I have several Nativity sets of various sizes and look forward to including them every year in my Christmas decor. For 15 Decembers, my children arranged the sturdy but beautiful pieces on the main set. Now their children design the setting with the same creative concentration. As the family gathered to feast and celebrate this Christmas, my 7-year-old granddaughter carefully moved every animal and character until she was satisfied with the scene. Then she asked a serious question.
"Did the shepherds laugh?"
I scrambled to think of an answer and came up with, "Of course they laughed. After all the little sheep were asleep the shepherds sat around the campfire and told stories and laughed. The same thing happens when your family goes camping."
I thought that would suffice, but second-graders are known for asking multiple questions just to see if adults can provide multiple answers before their heads explode.
"Have you ever seen a shepherd?"
My mind raced to think of any shepherds I could remember. The first thought was of the scene in The Godfather movie when Michael Corleone is banished to Sicily to live among the shepherds so he can escape being murdered by the mafia. That scenario wouldn't work. Then I thought of my Basque friends. Perfect.
"Yes, I know some funny shepherds," I answered. I could tell she was pleased, but she waited for more details. "Idaho has a large population of Basque people," I said. "Many of them raise and tend sheep, and all the Basque people I know are happy. They love to get together to dance and sing and eat delicious food, and of course, that brings laughter."

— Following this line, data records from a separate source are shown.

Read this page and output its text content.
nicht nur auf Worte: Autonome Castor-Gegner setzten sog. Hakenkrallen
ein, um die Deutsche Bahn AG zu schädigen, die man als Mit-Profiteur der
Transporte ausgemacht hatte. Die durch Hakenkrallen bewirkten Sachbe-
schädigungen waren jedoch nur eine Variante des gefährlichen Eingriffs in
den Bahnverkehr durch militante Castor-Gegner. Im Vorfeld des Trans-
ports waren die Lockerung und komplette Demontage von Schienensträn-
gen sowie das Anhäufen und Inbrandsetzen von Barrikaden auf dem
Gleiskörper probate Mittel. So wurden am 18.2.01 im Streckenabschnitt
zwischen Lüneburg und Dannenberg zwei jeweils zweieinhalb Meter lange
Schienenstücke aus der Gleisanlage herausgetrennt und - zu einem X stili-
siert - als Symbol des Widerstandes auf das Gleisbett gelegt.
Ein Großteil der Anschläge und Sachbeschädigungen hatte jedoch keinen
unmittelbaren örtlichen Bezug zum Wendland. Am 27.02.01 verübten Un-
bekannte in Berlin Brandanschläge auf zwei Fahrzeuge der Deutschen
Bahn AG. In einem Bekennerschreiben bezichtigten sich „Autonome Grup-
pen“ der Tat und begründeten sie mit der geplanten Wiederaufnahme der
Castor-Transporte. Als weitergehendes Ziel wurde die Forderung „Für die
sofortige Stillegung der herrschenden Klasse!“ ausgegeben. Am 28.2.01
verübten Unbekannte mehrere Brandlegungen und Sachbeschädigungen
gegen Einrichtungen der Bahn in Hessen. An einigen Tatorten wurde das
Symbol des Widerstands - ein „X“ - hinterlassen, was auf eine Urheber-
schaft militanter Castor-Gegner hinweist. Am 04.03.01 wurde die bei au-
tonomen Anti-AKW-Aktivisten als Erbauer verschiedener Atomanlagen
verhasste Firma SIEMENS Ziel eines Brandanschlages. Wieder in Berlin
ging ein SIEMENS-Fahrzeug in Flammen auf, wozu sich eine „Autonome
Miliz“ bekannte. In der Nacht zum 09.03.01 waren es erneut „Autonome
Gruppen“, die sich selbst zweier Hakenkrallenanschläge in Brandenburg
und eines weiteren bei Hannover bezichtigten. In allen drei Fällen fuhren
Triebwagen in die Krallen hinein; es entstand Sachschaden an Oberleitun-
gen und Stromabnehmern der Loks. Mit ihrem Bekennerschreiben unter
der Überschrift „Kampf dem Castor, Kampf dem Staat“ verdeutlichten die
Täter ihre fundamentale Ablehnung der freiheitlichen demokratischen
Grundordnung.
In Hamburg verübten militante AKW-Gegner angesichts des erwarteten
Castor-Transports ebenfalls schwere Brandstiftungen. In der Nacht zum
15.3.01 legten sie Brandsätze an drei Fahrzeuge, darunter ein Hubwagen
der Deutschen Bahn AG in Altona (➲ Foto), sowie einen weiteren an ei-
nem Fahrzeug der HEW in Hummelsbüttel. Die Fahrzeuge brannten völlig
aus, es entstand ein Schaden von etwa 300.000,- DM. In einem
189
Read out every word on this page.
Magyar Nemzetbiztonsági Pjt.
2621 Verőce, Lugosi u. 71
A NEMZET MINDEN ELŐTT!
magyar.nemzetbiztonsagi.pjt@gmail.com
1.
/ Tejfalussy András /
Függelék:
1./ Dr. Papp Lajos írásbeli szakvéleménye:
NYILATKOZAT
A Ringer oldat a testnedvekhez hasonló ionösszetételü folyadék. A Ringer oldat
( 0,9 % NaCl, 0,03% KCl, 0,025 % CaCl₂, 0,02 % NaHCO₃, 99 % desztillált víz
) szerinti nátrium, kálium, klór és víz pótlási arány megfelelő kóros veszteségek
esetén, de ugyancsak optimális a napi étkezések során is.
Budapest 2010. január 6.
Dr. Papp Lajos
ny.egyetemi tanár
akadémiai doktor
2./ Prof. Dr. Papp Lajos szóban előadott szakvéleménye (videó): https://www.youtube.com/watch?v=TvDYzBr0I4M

She turned back to the Nativity scene and moved the shepherds closer to the manger. I quietly moved away, grateful that I had avoided the shameful disappointment of not having an answer. But, it was too late.
"Tutu," she called. "Did Baby Jesus laugh?"
I couldn't remember any verses or stories about Baby Jesus laughing, so I briefly considered the easy excuse of saying, "Go ask your mother." But, I decided to answer the question with a question.
"What do you think?"
She took no time to ponder but quickly declared, "Of course he did."
That ended our session and she ran off to play with her cousins. I glanced over at the Nativity set because I thought I heard a soft giggle. Maybe it was because of the fine wine the adults had been sharing. Or, was it something else? I needed to go ask a child.